Seeberger and Lévesque bypassed that problem by using so-called flow chemistry, in which the reactions happen while the chemicals are flowing through a thin tube. By wrapping the tube around the light source, they dramatically increased the volume in which reactive oxygen is produced. In a first step, artemisinic acid is reduced to dihydroartemisinic acid. This product and oxygen are pumped into the tube, where they mix; the light then activates the oxygen, which reacts with the acid to produce a precursor of artemisinin. Then the team adds trifluoroacetic acid to the mix, cleaving a carbon ring in the molecule, which then reacts with the molecular oxygen in the tube to produce artemisinin. The yield after purification is about 40% , the researchers report this week in Angewandte Chemie.
"The whole reaction takes 4½ minutes, and we can now produce 800 grams of artemisinin a day with this little machine," Seeberger said yesterday at a press conference in Berlin, where he showed a suitcase-sized prototype of the reaction system. "In 3 months, we want to be able to produce 2 kilograms a day with this," he added.

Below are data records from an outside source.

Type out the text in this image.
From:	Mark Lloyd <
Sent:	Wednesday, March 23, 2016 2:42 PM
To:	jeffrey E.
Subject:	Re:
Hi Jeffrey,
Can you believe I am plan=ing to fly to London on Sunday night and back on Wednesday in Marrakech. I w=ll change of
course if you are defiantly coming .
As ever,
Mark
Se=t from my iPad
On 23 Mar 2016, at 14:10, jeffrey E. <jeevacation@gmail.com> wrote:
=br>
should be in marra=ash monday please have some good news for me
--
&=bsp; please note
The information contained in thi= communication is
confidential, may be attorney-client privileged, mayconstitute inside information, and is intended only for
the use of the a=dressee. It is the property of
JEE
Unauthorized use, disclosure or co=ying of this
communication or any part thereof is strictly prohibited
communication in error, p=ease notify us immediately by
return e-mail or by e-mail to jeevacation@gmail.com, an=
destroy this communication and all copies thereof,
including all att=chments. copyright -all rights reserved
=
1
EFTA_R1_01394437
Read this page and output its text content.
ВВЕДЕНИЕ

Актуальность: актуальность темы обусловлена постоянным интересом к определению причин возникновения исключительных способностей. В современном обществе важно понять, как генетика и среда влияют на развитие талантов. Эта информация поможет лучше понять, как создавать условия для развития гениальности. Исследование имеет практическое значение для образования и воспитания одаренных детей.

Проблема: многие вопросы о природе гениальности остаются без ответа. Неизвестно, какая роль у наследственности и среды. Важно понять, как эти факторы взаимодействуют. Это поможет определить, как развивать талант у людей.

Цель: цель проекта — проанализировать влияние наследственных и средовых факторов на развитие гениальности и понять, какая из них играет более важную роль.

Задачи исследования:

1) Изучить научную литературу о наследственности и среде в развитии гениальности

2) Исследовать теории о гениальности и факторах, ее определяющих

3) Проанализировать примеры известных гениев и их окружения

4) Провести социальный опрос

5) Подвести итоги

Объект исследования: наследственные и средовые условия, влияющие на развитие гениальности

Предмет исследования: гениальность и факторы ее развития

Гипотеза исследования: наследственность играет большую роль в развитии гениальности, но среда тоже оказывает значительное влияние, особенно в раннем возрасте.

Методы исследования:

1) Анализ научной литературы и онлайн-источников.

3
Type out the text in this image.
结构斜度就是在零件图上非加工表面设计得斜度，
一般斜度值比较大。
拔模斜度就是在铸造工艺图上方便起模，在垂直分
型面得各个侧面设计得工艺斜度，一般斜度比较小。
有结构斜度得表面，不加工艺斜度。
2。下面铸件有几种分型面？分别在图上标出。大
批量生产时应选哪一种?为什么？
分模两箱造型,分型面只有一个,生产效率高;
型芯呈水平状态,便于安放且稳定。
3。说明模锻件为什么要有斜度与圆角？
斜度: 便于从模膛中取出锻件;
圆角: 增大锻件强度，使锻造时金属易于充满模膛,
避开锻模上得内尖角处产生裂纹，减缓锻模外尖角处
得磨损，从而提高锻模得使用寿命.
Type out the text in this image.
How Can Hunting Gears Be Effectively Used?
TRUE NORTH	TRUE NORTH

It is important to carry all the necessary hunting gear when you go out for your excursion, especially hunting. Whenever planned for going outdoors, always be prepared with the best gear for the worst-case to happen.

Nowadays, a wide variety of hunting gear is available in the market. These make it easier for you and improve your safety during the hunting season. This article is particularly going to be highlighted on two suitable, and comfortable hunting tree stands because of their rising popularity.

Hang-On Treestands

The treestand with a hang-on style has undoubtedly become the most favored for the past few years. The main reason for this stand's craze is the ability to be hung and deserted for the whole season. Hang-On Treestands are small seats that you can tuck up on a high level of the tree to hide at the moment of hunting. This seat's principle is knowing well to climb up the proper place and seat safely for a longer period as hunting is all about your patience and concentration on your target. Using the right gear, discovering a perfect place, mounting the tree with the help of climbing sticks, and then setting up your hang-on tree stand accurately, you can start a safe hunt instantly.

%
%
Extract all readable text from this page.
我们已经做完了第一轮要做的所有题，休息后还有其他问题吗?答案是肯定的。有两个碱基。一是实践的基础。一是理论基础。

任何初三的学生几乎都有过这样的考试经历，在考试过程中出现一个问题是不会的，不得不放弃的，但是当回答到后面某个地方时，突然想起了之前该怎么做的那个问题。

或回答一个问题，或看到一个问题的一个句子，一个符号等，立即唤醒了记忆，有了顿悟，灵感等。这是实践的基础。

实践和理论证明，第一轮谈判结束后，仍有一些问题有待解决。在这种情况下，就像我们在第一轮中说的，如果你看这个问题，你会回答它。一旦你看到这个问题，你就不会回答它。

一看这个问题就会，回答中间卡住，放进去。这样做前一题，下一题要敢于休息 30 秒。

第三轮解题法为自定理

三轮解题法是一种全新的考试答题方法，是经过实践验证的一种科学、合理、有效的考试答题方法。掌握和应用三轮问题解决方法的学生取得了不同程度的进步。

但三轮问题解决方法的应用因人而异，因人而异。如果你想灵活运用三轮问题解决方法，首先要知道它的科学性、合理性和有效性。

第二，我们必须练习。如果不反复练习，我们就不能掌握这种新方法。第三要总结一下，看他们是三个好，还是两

Seeberger says his first reactor cost about $60,000 to produce, but a new one would cost only $12,000, and the price could come down to $10,000.
"This is a good piece of science", says Geoff Brown, a chemist studying artemisinin at the University of Reading in the United Kingdom. Seeberger has patented the technology but has not talked to pharmaceutical companies yet. "That starts today," he said at the press conference. He hopes that his discovery will allow much more artemisinin to be extracted from the plants.
That would not solve another issue in artemisinin production, however. "The real problem with the crop is that you have to forecast your need 14 months in advance," Newman says, "because that is the time it takes to plant and harvest the plants and extract artemisinin." The resulting volatility in prices has driven many farmers to other crops.
Because of this, Newman says, the finding will have the biggest impact in combination with artemisinic acid production from other sources. Amyris has engineered yeast to produce artemisinic acid, and Sanofi is planning to produce 10 tons of artemisinin—enough for some 20 million treatments—from it this year. Although the details of this work are not public, there have been reports of problems with the conversion from artemisinic acid to artemisinin. "I would suspect that the continuous conversion of artemisinic acid to artemisinin, which is outlined in Seeberger's paper, may be a substantial improvement," Brown says.